NAACP CALLS ON US HOUSE TO PASS CRUCIAL SMALL BUSINESS BILL TO CREATE NEW JOBS

NAACP CALLS ON US HOUSE TO PASS CRUCIAL SMALL BUSINESS BILL TO CREATE NEW JOBS AND EXTEND NEW LINES OF CREDIT

On September 16, 2010, the United States Senate passed, by a 61 – 38 margin, H.R. 5297, the Small Business Jobs and Credit Act of 2010. This important legislation would establish a $30 billion lending fund for small businesses, provide $12 billion in tax breaks and enhance federal small business programs. The House of Representatives must now pass the same version of the bill (the House passed a slightly different version in June, 2010) and it will go to the President for his signature. The House is scheduled to consider this legislation as early as Wednesday, September 23, 2010. 

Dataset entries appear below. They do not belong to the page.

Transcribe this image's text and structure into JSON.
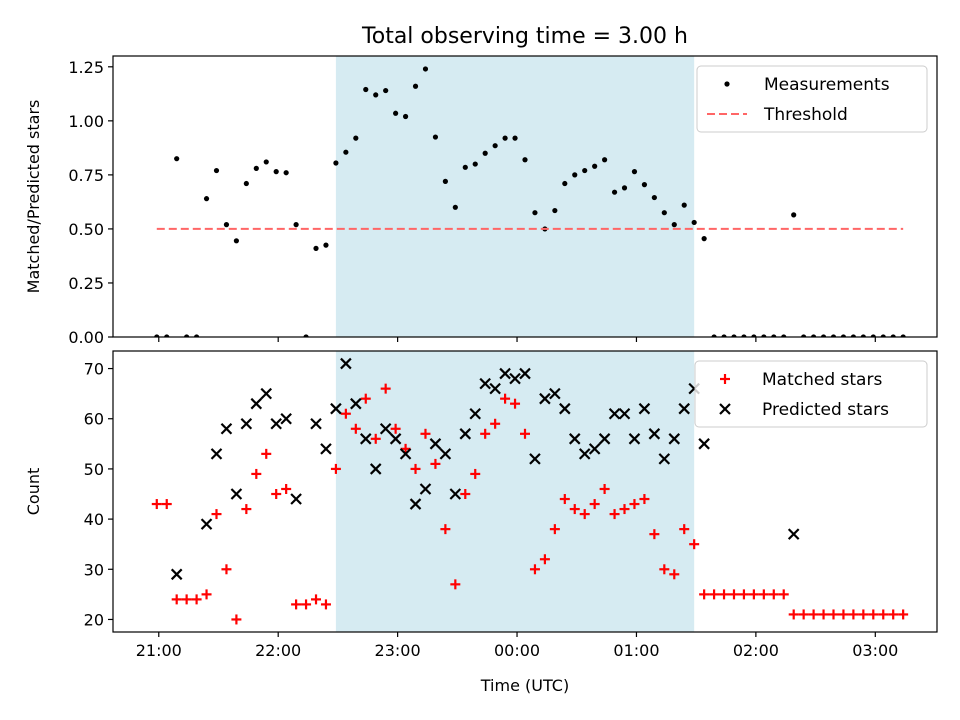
{
  "figure": {
    "title": "Total observing time = 3.00 h"
  },
  "chart_data": [
    {
      "type": "scatter",
      "ylabel": "Matched/Predicted stars",
      "xlabel": "",
      "xlim": [
        20.6167,
        27.5167
      ],
      "ylim": [
        0.0,
        1.3
      ],
      "x_ticks": [
        21,
        22,
        23,
        24,
        25,
        26,
        27
      ],
      "x_tick_labels": [
        "",
        "",
        "",
        "",
        "",
        "",
        ""
      ],
      "y_ticks": [
        0.0,
        0.25,
        0.5,
        0.75,
        1.0,
        1.25
      ],
      "y_tick_labels": [
        "0.00",
        "0.25",
        "0.50",
        "0.75",
        "1.00",
        "1.25"
      ],
      "shaded_region": {
        "x_start": 22.4833,
        "x_end": 25.4833,
        "color": "#add8e6"
      },
      "legend": {
        "position": "top-right",
        "entries": [
          {
            "label": "Measurements",
            "marker": "dot",
            "color": "#000000"
          },
          {
            "label": "Threshold",
            "marker": "dashed-line",
            "color": "#ff6666"
          }
        ]
      },
      "series": [
        {
          "name": "Measurements",
          "marker": "dot",
          "color": "#000000",
          "points": [
            [
              20.9833,
              0.0
            ],
            [
              21.0667,
              0.0
            ],
            [
              21.15,
              0.825
            ],
            [
              21.2333,
              0.0
            ],
            [
              21.3167,
              0.0
            ],
            [
              21.4,
              0.64
            ],
            [
              21.4833,
              0.77
            ],
            [
              21.5667,
              0.52
            ],
            [
              21.65,
              0.445
            ],
            [
              21.7333,
              0.71
            ],
            [
              21.8167,
              0.78
            ],
            [
              21.9,
              0.81
            ],
            [
              21.9833,
              0.765
            ],
            [
              22.0667,
              0.76
            ],
            [
              22.15,
              0.52
            ],
            [
              22.2333,
              0.0
            ],
            [
              22.3167,
              0.41
            ],
            [
              22.4,
              0.425
            ],
            [
              22.4833,
              0.805
            ],
            [
              22.5667,
              0.855
            ],
            [
              22.65,
              0.92
            ],
            [
              22.7333,
              1.145
            ],
            [
              22.8167,
              1.12
            ],
            [
              22.9,
              1.14
            ],
            [
              22.9833,
              1.035
            ],
            [
              23.0667,
              1.02
            ],
            [
              23.15,
              1.16
            ],
            [
              23.2333,
              1.24
            ],
            [
              23.3167,
              0.925
            ],
            [
              23.4,
              0.72
            ],
            [
              23.4833,
              0.6
            ],
            [
              23.5667,
              0.785
            ],
            [
              23.65,
              0.8
            ],
            [
              23.7333,
              0.85
            ],
            [
              23.8167,
              0.885
            ],
            [
              23.9,
              0.92
            ],
            [
              23.9833,
              0.92
            ],
            [
              24.0667,
              0.82
            ],
            [
              24.15,
              0.575
            ],
            [
              24.2333,
              0.5
            ],
            [
              24.3167,
              0.585
            ],
            [
              24.4,
              0.71
            ],
            [
              24.4833,
              0.75
            ],
            [
              24.5667,
              0.77
            ],
            [
              24.65,
              0.79
            ],
            [
              24.7333,
              0.82
            ],
            [
              24.8167,
              0.67
            ],
            [
              24.9,
              0.69
            ],
            [
              24.9833,
              0.765
            ],
            [
              25.0667,
              0.705
            ],
            [
              25.15,
              0.645
            ],
            [
              25.2333,
              0.575
            ],
            [
              25.3167,
              0.52
            ],
            [
              25.4,
              0.61
            ],
            [
              25.4833,
              0.53
            ],
            [
              25.5667,
              0.455
            ],
            [
              25.65,
              0.0
            ],
            [
              25.7333,
              0.0
            ],
            [
              25.8167,
              0.0
            ],
            [
              25.9,
              0.0
            ],
            [
              25.9833,
              0.0
            ],
            [
              26.0667,
              0.0
            ],
            [
              26.15,
              0.0
            ],
            [
              26.2333,
              0.0
            ],
            [
              26.3167,
              0.565
            ],
            [
              26.4,
              0.0
            ],
            [
              26.4833,
              0.0
            ],
            [
              26.5667,
              0.0
            ],
            [
              26.65,
              0.0
            ],
            [
              26.7333,
              0.0
            ],
            [
              26.8167,
              0.0
            ],
            [
              26.9,
              0.0
            ],
            [
              26.9833,
              0.0
            ],
            [
              27.0667,
              0.0
            ],
            [
              27.15,
              0.0
            ],
            [
              27.2333,
              0.0
            ]
          ]
        },
        {
          "name": "Threshold",
          "line_style": "dashed",
          "color": "#ff6666",
          "points": [
            [
              20.9833,
              0.5
            ],
            [
              27.2333,
              0.5
            ]
          ]
        }
      ]
    },
    {
      "type": "scatter",
      "ylabel": "Count",
      "xlabel": "Time (UTC)",
      "xlim": [
        20.6167,
        27.5167
      ],
      "ylim": [
        17.5,
        73.5
      ],
      "x_ticks": [
        21,
        22,
        23,
        24,
        25,
        26,
        27
      ],
      "x_tick_labels": [
        "21:00",
        "22:00",
        "23:00",
        "00:00",
        "01:00",
        "02:00",
        "03:00"
      ],
      "y_ticks": [
        20,
        30,
        40,
        50,
        60,
        70
      ],
      "y_tick_labels": [
        "20",
        "30",
        "40",
        "50",
        "60",
        "70"
      ],
      "shaded_region": {
        "x_start": 22.4833,
        "x_end": 25.4833,
        "color": "#add8e6"
      },
      "legend": {
        "position": "top-right",
        "entries": [
          {
            "label": "Matched stars",
            "marker": "plus",
            "color": "#ff0000"
          },
          {
            "label": "Predicted stars",
            "marker": "x",
            "color": "#000000"
          }
        ]
      },
      "series": [
        {
          "name": "Matched stars",
          "marker": "plus",
          "color": "#ff0000",
          "points": [
            [
              20.9833,
              43
            ],
            [
              21.0667,
              43
            ],
            [
              21.15,
              24
            ],
            [
              21.2333,
              24
            ],
            [
              21.3167,
              24
            ],
            [
              21.4,
              25
            ],
            [
              21.4833,
              41
            ],
            [
              21.5667,
              30
            ],
            [
              21.65,
              20
            ],
            [
              21.7333,
              42
            ],
            [
              21.8167,
              49
            ],
            [
              21.9,
              53
            ],
            [
              21.9833,
              45
            ],
            [
              22.0667,
              46
            ],
            [
              22.15,
              23
            ],
            [
              22.2333,
              23
            ],
            [
              22.3167,
              24
            ],
            [
              22.4,
              23
            ],
            [
              22.4833,
              50
            ],
            [
              22.5667,
              61
            ],
            [
              22.65,
              58
            ],
            [
              22.7333,
              64
            ],
            [
              22.8167,
              56
            ],
            [
              22.9,
              66
            ],
            [
              22.9833,
              58
            ],
            [
              23.0667,
              54
            ],
            [
              23.15,
              50
            ],
            [
              23.2333,
              57
            ],
            [
              23.3167,
              51
            ],
            [
              23.4,
              38
            ],
            [
              23.4833,
              27
            ],
            [
              23.5667,
              45
            ],
            [
              23.65,
              49
            ],
            [
              23.7333,
              57
            ],
            [
              23.8167,
              59
            ],
            [
              23.9,
              64
            ],
            [
              23.9833,
              63
            ],
            [
              24.0667,
              57
            ],
            [
              24.15,
              30
            ],
            [
              24.2333,
              32
            ],
            [
              24.3167,
              38
            ],
            [
              24.4,
              44
            ],
            [
              24.4833,
              42
            ],
            [
              24.5667,
              41
            ],
            [
              24.65,
              43
            ],
            [
              24.7333,
              46
            ],
            [
              24.8167,
              41
            ],
            [
              24.9,
              42
            ],
            [
              24.9833,
              43
            ],
            [
              25.0667,
              44
            ],
            [
              25.15,
              37
            ],
            [
              25.2333,
              30
            ],
            [
              25.3167,
              29
            ],
            [
              25.4,
              38
            ],
            [
              25.4833,
              35
            ],
            [
              25.5667,
              25
            ],
            [
              25.65,
              25
            ],
            [
              25.7333,
              25
            ],
            [
              25.8167,
              25
            ],
            [
              25.9,
              25
            ],
            [
              25.9833,
              25
            ],
            [
              26.0667,
              25
            ],
            [
              26.15,
              25
            ],
            [
              26.2333,
              25
            ],
            [
              26.3167,
              21
            ],
            [
              26.4,
              21
            ],
            [
              26.4833,
              21
            ],
            [
              26.5667,
              21
            ],
            [
              26.65,
              21
            ],
            [
              26.7333,
              21
            ],
            [
              26.8167,
              21
            ],
            [
              26.9,
              21
            ],
            [
              26.9833,
              21
            ],
            [
              27.0667,
              21
            ],
            [
              27.15,
              21
            ],
            [
              27.2333,
              21
            ]
          ]
        },
        {
          "name": "Predicted stars",
          "marker": "x",
          "color": "#000000",
          "points": [
            [
              21.15,
              29
            ],
            [
              21.4,
              39
            ],
            [
              21.4833,
              53
            ],
            [
              21.5667,
              58
            ],
            [
              21.65,
              45
            ],
            [
              21.7333,
              59
            ],
            [
              21.8167,
              63
            ],
            [
              21.9,
              65
            ],
            [
              21.9833,
              59
            ],
            [
              22.0667,
              60
            ],
            [
              22.15,
              44
            ],
            [
              22.3167,
              59
            ],
            [
              22.4,
              54
            ],
            [
              22.4833,
              62
            ],
            [
              22.5667,
              71
            ],
            [
              22.65,
              63
            ],
            [
              22.7333,
              56
            ],
            [
              22.8167,
              50
            ],
            [
              22.9,
              58
            ],
            [
              22.9833,
              56
            ],
            [
              23.0667,
              53
            ],
            [
              23.15,
              43
            ],
            [
              23.2333,
              46
            ],
            [
              23.3167,
              55
            ],
            [
              23.4,
              53
            ],
            [
              23.4833,
              45
            ],
            [
              23.5667,
              57
            ],
            [
              23.65,
              61
            ],
            [
              23.7333,
              67
            ],
            [
              23.8167,
              66
            ],
            [
              23.9,
              69
            ],
            [
              23.9833,
              68
            ],
            [
              24.0667,
              69
            ],
            [
              24.15,
              52
            ],
            [
              24.2333,
              64
            ],
            [
              24.3167,
              65
            ],
            [
              24.4,
              62
            ],
            [
              24.4833,
              56
            ],
            [
              24.5667,
              53
            ],
            [
              24.65,
              54
            ],
            [
              24.7333,
              56
            ],
            [
              24.8167,
              61
            ],
            [
              24.9,
              61
            ],
            [
              24.9833,
              56
            ],
            [
              25.0667,
              62
            ],
            [
              25.15,
              57
            ],
            [
              25.2333,
              52
            ],
            [
              25.3167,
              56
            ],
            [
              25.4,
              62
            ],
            [
              25.4833,
              66
            ],
            [
              25.5667,
              55
            ],
            [
              26.3167,
              37
            ]
          ]
        }
      ]
    }
  ]
}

This legislation will help small businesses, which are often called “the engine of the economy” by providing small, community banks with capital and incentives to lend to small businesses, so that these businesses can renew a credit line, purchase new equipment or open a new location. In short, this legislation will result in more small businesses getting the credit they need to grow and hire. 

Small businesses are a vital part of the American economy. They currently represent 99.7 percent of all employer firms, employ just over half of all private sector employees and create more than half of the nonfarm private gross domestic product (GDP). Of the 23 million nonfarm businesses in 2002, women owned 6.5 million businesses, generating $940.8 billion in revenues, employing 7.1 million workers, and paying $173.7 billion in payroll. Another 2.7 million firms were owned equally by both women and men. Also in 2002, minorities owned 4.1 million firms that generated $694 billion in revenues and employed 4.8 million people. Hispanic Americans owned 6.6 percent of all U.S. businesses; African Americans, 5 percent; Asian Americans, 4.6 percent; American Indians or Alaska Natives, 0.8 percent; and Native Hawaiian or other Pacific Islanders, 0.1 percent. Veterans made up 14 percent of all owners in 2002, and 7 percent of them were service-disabled. In 2007, the overall rate of self-employment was 10 percent, and the rate was 7.1 percent for women, 7.4 percent for Hispanic Americans, 5.2 percent for African Americans, 10.1 percent for Asian Americans and Native Americans, and 14.4 percent for veterans. 

Given the importance of small businesses to the American economy and our economic revitalization, the NAACP strongly supports H.R. 5297, the Small Business Jobs and Credit Act of 2010 and urges its immediate enactment.